In October 2008, the Federal Deposit Insurance Corporation (“FDIC”) announced a new program—the
Temporary Liquidity Guarantee Program (“TLGP”)—to strengthen confidence and encourage liquidity in the
banking system by guaranteeing newly issued senior unsecured debt of banks, thrifts and certain holding
companies, and by providing full coverage of non-interest bearing deposit transaction accounts, regardless of
dollar amount. In December 2008, Regions Bank completed an offering of $3.75 billion of qualifying senior bank
notes covered by the TLGP. In December 2011, the remaining $2 billion of this offering matured.
Regions has outstanding approximately $843 million of junior subordinated notes (“JSNs”) to affiliated
trusts, which contemporaneously issued trust preferred securities which Regions guaranteed.
During 2011, all FHLB structured advances matured. The FHLB structured advances had weighted-average
interest rates of 2.5% and 3.1% at December 31, 2010 and 2009, respectively. Other FHLB advances at
December 31, 2011, 2010 and 2009 had a weighted-average interest rate of 1.0%, 1.0% and 3.4%, respectively,
with maturities ranging from one to twenty years. FHLB borrowings are contingent upon the amount of collateral
pledged to the FHLB. Regions has pledged certain residential first mortgage loans on one-to-four family
dwellings and home equity lines of credit as collateral for the FHLB advances outstanding. See Note 5 for loans
pledged to the FHLB at December 31, 2011 and 2010. Additionally, membership in the FHLB requires an
institution to hold FHLB stock, and Regions held $219 million at December 31, 2011 and $419 million at
December 31, 2010. During 2010, Regions prepaid approximately $2 billion of FHLB advances, realizing a $108
million pre-tax loss on early extinguishment. These extinguishments were part of the company’s asset/liability
management process. Regions’ borrowing availability with the FHLB as of December 31, 2011, based on assets
available for collateral at that date, was $5.4 billion.

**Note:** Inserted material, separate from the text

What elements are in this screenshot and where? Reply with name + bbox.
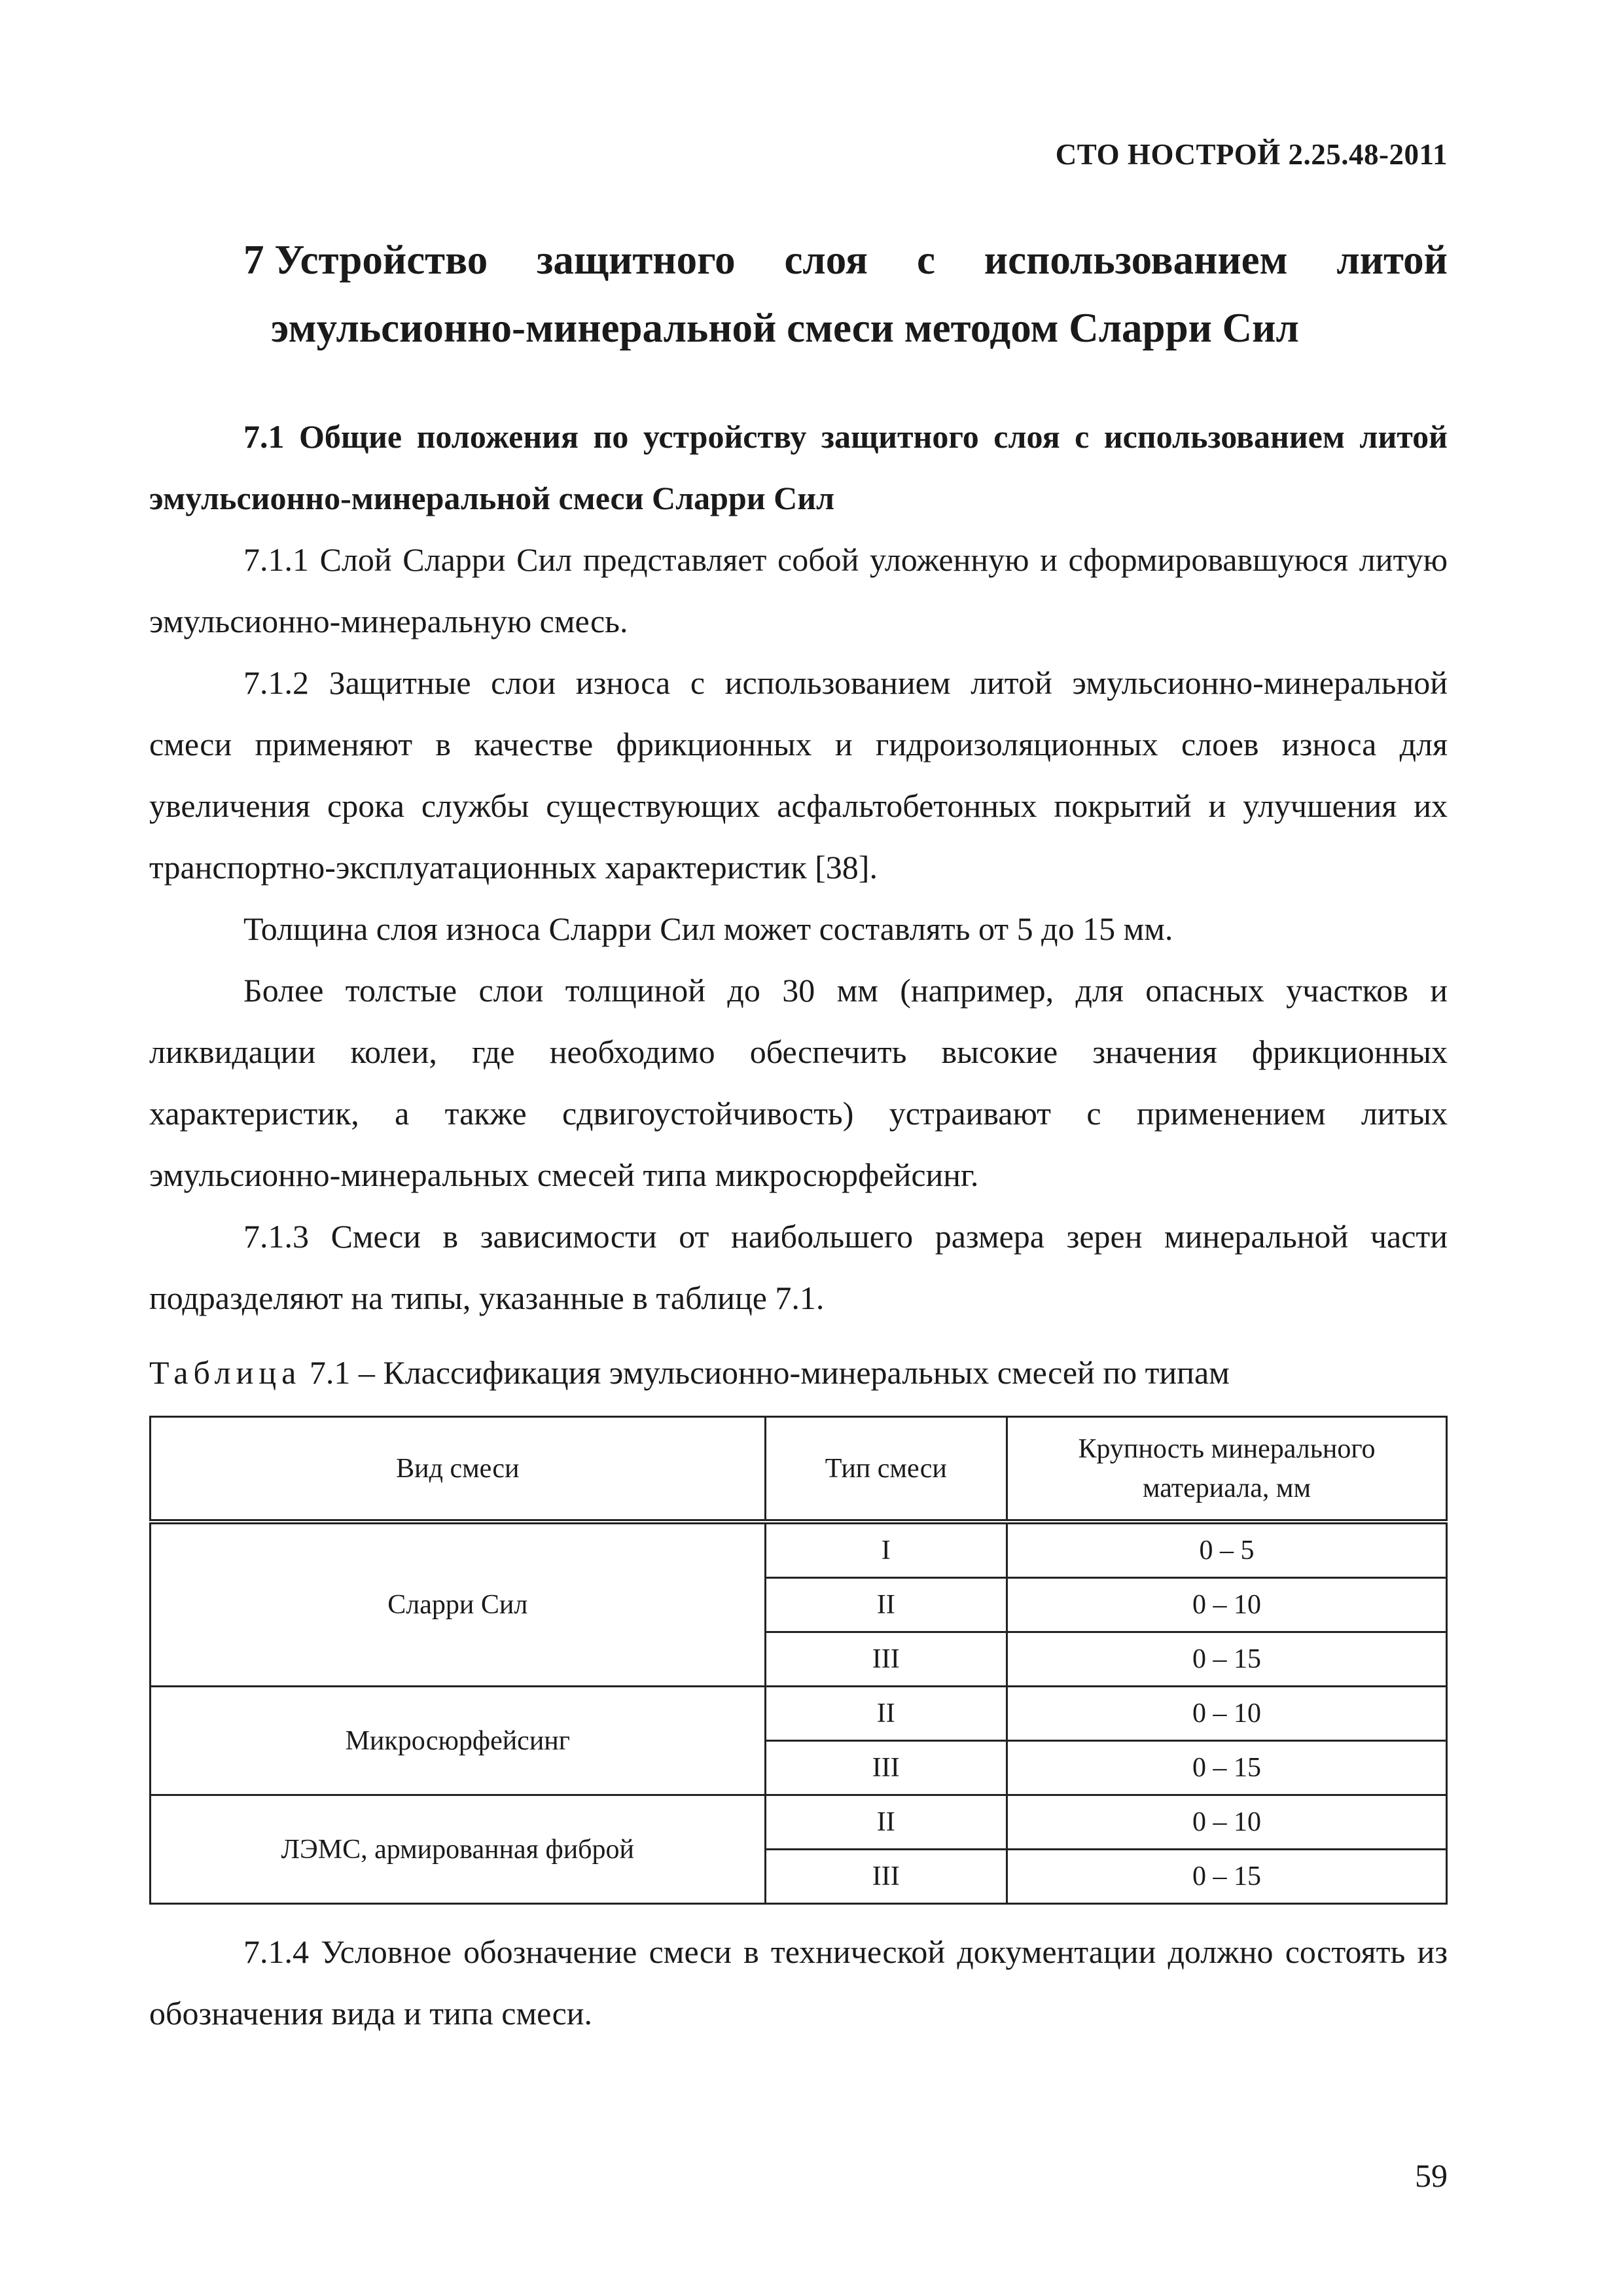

Other long-term debt at December 31, 2011, 2010 and 2009 had weighted-average interest rates of 5.0%,
2.6% and 2.9%, respectively, and a weighted-average maturity of 10.9 years at December 31, 2011. Regions has
$55 million included in other long-term debt in connection with a seller-lessee transaction.
Regions uses derivative instruments, primarily interest rate swaps, to manage interest rate risk by converting
a portion of its fixed-rate debt to a variable-rate. The effective rate adjustments related to these hedges are
included in interest expense on long-term borrowings. The weighted-average interest rate on total long-term debt,
including the effect of derivative instruments, was 3.3%, 3.2% and 3.6% for the years ended December 31, 2011,
2010 and 2009, respectively. Further discussion of derivative instruments is included in Note 20.